The porter
May 10, 2025
The porter
The porter appears on the stage in a drunken stupor. His character serves as comic relief. There are hidden messages in the soliloquy
- adds unsettling humour to the soliloquy.
- knock, knock, knock. Macbeth knocking at the gates of his own hell abandoning his humanity for an evil or fiendish nature.
- ironically imagines himself to be the porter of the gate of hell “if a man were porter of hell-gate, he should have old turning the key.”
- he then imagines three people approaching the gates of hell
- A farmer who stored up grain in hope of making a profit but kills himself when a good harvest lowers the price
- an equivocator who covers up his crimes with the skill of his tongue
- a tailor who is discovered cheating his customers by cutting cloth out of the garment he sells
Macbeth’s sins
- These three characters represents a different sin that is in Macbeth.

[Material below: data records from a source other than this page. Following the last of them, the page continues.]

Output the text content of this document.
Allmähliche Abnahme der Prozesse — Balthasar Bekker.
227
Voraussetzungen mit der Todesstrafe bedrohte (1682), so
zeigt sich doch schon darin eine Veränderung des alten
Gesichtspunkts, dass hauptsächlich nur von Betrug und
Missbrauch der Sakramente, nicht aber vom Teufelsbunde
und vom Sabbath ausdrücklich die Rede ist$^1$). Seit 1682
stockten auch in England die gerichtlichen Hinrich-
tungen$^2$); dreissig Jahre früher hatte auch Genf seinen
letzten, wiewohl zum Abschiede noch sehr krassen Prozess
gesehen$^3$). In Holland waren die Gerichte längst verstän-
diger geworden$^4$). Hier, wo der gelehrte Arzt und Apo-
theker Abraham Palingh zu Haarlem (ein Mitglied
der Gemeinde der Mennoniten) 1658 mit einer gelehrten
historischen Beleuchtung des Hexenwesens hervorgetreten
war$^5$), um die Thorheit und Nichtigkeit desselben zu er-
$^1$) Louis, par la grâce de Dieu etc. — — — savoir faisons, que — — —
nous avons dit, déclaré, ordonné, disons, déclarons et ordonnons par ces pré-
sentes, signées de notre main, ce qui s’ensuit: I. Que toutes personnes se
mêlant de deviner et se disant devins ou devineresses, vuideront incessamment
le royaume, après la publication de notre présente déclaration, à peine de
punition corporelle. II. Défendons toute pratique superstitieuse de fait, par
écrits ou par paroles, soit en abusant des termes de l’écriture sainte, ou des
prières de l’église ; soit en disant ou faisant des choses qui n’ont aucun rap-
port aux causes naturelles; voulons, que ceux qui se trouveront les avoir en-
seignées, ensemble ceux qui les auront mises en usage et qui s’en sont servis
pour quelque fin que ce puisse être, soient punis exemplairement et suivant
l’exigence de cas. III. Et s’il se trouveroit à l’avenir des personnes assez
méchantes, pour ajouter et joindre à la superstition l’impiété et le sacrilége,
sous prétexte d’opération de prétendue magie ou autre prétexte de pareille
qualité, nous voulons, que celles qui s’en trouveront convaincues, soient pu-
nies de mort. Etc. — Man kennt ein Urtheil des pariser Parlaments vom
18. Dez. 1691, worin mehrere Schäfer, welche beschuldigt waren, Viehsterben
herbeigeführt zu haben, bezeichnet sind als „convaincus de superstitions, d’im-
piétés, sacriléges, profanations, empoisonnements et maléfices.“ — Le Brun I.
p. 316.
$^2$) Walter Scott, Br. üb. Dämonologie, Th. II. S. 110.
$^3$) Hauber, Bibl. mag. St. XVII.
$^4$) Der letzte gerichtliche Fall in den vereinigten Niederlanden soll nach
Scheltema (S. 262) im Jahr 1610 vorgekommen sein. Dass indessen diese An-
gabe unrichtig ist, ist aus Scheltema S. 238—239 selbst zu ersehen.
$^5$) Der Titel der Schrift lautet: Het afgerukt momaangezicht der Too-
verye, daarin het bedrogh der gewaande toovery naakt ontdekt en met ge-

- The farmer overreaches but loses everything instead
- The equivocator reveals how Macbeth is a skilful liar who pledges unfailing allegiance to the king yet murders him in cold blood
- the tailor makes the clothes look better than they are. Macbeth’s false aspirations for the crown he is essentially clothing himself in a lie
Ending
- He ends the soliloquy with the question “What are you?”
- The porter breaks the fourth wall, seeming to speak to the audience- asks us what one of the sinners we are.
- this line would have made the audience question their own morality
The porters last line “I pray you, remember the porter.” Perhaps a warning to the audience not to follow Macbeth’s traitorous exampleThe madness and humour in the porter’s speech amplify the horror of the play as a whole.